When he quit the cave, I followed him down the snowy ravine and up again, fighting through the thorns behind him.

The time we’d hidden from the king’s troop on the road? The man hadn’t done it to defend me; he’d done it to protect himself!

I kept him in my sights for an hour as I worked up the courage to confront him. I didn’t get the chance. He was suddenly accosted by seven knights of the realm. They surrounded him with such speed he’d no chance to defend himself. Next they made him mount a horse. A part of me wanted to rush out in his defense, but the other wanted him to get what he deserved. Just before they rode off, Garth spotted me through the greenery. He looked somewhat stunned to see me. Before he glanced away, he shook his head, warning me to stay hidden.

The royal troop rode off in swirls of snow and mud, Garth’s dark hair clinging to his cheeks. He’d warned me not to show myself, but I couldn’t let him go so easily. I darted through the wood after the troop. The horses’ easy trotting pace in the thicker wood turned to a canter as the trees gave way to wider paths. The captors rode too far, too fast.

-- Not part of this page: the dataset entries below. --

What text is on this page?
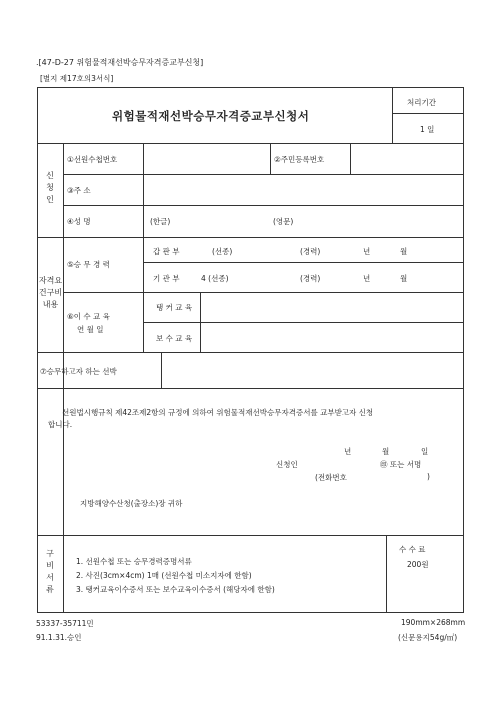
.[47-D-27 위험물적재선박승무자격증교부신청]
[별지 제17호의3서식]
위험물적재선박승무자격증교부신청서
처리기간
1 일
신
청
인
①선원수첩번호	②주민등록번호
③주 소
④성 명	(한글)	(영문)
자격요
건구비
내용
⑤승 무 경 력
갑 판 부	(선종)	(경력)	년	월
기 관 부	4 (선종)	(경력)	년	월
⑥이 수 교 육
연 월 일
탱 커 교 육
보 수 교 육
⑦승무하고자 하는 선박
선원법시행규칙 제42조제2항의 규정에 의하여 위험물적재선박승무자격증서를 교부받고자 신청
합니다.
년	월	일
신청인	㊞ 또는 서명
(전화번호	)
지방해양수산청(출장소)장 귀하
구
비
서
류
1. 선원수첩 또는 승무경력증명서류
2. 사진(3cm×4cm) 1매 (선원수첩 미소지자에 한함)
3. 탱커교육이수증서 또는 보수교육이수증서 (해당자에 한함)
수 수 료
200원
53337-35711민
91.1.31.승인
190mm×268mm
(신문용지54g/㎡)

At long last I gave up the chase and stood, breathless in the falling snow.

I hadn’t written Garth a good-bye letter. Pointless now. His name wasn’t even Garth. He’d lied to me from the start.

I wandered deeper in the wood, paying little attention to my steps as my mind repeated the same words over and over.
Garth. Bash. Huntsman. Thief. Garth. Bash. Huntsman. Thief.

Three days I journeyed north. DunGarrow drew me toward itself. The tugging sensation was stronger with each step as if I were in an invisible river.

At first the foothills seemed farther and farther away as if I chased a moving land, but on the third day, Morgesh Mountain loomed ahead. Snow melted under a warmer sun, falling from the boughs in slow, heavy drops. Even in my weary state, I sensed a difference in the air as if I’d crossed some invisible boundary and entered the fairy realm.

Reaching a small clearing on the third night, I fell exhausted. By my count it was All Hallows’ Eve—a night to keep watch. All manner of spirits are loosed on the Witch’s Sabbath when covens meet to sacrifice the innocent and seethe a stew of human bones. I was wary to be in Dragonswood on such a night. It took a long while to light a small fire in the damp, even using the last of the parchment I’d taken from the study. Finally small flames licked the torn page and caught the kindling.

As I squatted, damp and shivering, holding my hands out to the fire, darkness weighed down over the world like a hushed, black wave about to fall. I was far from humankind, yet I felt I was being observed like an insect under a mage-glass. I glanced about. No eyes glared from the woods. I heard familiar scuttling noises of small forest creatures and the dry, dusty sound of flitting wings.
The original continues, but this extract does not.